In contrast to US practice, where fairness opinions typically include a detailed valuation of the target company, and where the disclosure normally includes the amount and nature (either fixed or contingent on the success of the transaction) of the fee owed to the financial adviser, Canadian fairness opinions have typically been ‘short form’, in that the disclosure to shareholders did not address valuation methodology or specific valuation figures, nor did it disclose the amount or nature of the fees payable to the financial adviser. In contrast to this practice, the Yukon Court of Appeal concluded that a court considering the fairness of an arrangement could not rely on a fairness opinion delivered by a financial adviser who was paid a success fee contingent on the completion of the transaction, especially where the fairness opinion did not include an intrinsic valuation of the target, and the disclosure to shareholders did not include a detailed discussion of the methodologies used to arrive at a view on value. On the facts of the InterOil case, the Yukon Court of Appeal concluded that it had insufficient evidence to determine that the arrangement was fair and reasonable, notwithstanding that 85 percent of the shares had been voted in favour of the arrangement, and the dissident shareholder, who owned 10 percent of the shares, had dissent and appraisal rights available to him. The Court suggested that boards approving arrangements involving Canadian public company targets, even ones with no related party aspects, should obtain and fully disclose a detailed long form fairness opinion provided by a financial adviser on a fixed fee basis without any success fee – a suggestion that was affirmed in the Yukon Supreme Court’s approval of ExxonMobil’s second attempt to acquire InterOil in March 2017.

The Court of Appeal’s break from longstanding market practice has sparked considerable debate as to the ‘best practices’ applicable to fairness opinions going forward. Some suggest that long form fairness opinions, including a valuation of the target, provided on a fixed fee basis, would become the new norm. In InterOil’s second attempt to obtain court approval for its arrangement with ExxonMobil, it engaged a second, independent financial adviser on a fixed fee basis to provide a fairness opinion that included a detailed valuation.

However, elsewhere in Canada, practice has been mixed since the InterOil decision.
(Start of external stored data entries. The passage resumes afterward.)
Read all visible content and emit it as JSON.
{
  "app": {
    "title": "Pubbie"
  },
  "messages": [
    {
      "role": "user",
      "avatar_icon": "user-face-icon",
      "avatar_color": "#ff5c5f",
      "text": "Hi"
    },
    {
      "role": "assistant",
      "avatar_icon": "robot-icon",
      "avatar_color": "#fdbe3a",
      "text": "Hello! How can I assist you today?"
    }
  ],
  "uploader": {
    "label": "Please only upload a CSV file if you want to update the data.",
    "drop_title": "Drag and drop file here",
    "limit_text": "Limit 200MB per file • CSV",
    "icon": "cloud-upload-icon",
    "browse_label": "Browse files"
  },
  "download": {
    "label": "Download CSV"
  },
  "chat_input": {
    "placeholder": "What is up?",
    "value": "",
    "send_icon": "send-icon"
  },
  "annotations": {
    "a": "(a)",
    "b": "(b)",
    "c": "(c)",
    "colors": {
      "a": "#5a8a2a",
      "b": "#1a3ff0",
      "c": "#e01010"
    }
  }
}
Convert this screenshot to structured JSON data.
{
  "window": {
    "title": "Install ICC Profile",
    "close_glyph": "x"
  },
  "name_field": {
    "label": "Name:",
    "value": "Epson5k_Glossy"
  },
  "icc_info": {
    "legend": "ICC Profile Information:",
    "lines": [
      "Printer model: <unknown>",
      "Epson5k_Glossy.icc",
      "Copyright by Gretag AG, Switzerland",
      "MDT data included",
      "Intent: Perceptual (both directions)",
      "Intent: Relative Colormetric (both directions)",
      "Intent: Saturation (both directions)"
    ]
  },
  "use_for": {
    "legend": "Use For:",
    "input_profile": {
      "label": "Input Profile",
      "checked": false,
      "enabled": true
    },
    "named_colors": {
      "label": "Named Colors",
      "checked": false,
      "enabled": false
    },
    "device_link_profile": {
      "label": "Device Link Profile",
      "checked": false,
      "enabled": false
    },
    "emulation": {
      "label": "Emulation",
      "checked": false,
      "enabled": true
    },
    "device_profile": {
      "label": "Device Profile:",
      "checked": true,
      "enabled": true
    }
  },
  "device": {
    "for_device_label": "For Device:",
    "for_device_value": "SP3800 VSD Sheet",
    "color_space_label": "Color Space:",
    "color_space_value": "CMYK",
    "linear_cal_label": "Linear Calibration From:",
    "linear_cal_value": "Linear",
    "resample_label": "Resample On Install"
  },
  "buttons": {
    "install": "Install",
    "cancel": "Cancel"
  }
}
Though some target boards have engaged a second independent financial adviser on a fixed fee basis to provide a long form fairness opinion, about half of the target boards involved in arrangements since InterOil have elected to engage a single financial adviser on a fixed fee basis to prepare a detailed opinion and have included in the proxy materials detailed disclosure of the advisers’ views on value and valuation methodology.

In addition, regardless of the nature of the primary financial adviser’s fee, most financial advisers are now being asked to provide a modified long form fairness opinion that reports on the valuation methodology used by the financial adviser. It is worth noting, however, that the Canadian practice in non-related party transactions has not yet evolved to the point of providing detailed, specific valuation figures, as is customary in the US.

Although disclosure in proxy materials has not yet adopted the practice of specifying the size of the fee payable to the financial adviser, each disclosure regarding fairness opinions since InterOil has disclosed whether the fee is contingent upon the successful completion of the transaction. In some cases the proxy materials disclose the proportion of the financial adviser’s aggregate fee that was contingent on the success of the transaction and the proportion that was fixed. While it is too early to draw definitive conclusions, the trend in Canada appears to be for target boards to engage a single financial adviser on a fixed fee basis not contingent on the completion of the transaction, and to request a fairness opinion that, while perhaps not including specific valuation figures, nonetheless sets out the valuation methodologies used in the financial adviser’s analysis. We suspect this trend will continue and become the norm in Canadian practice.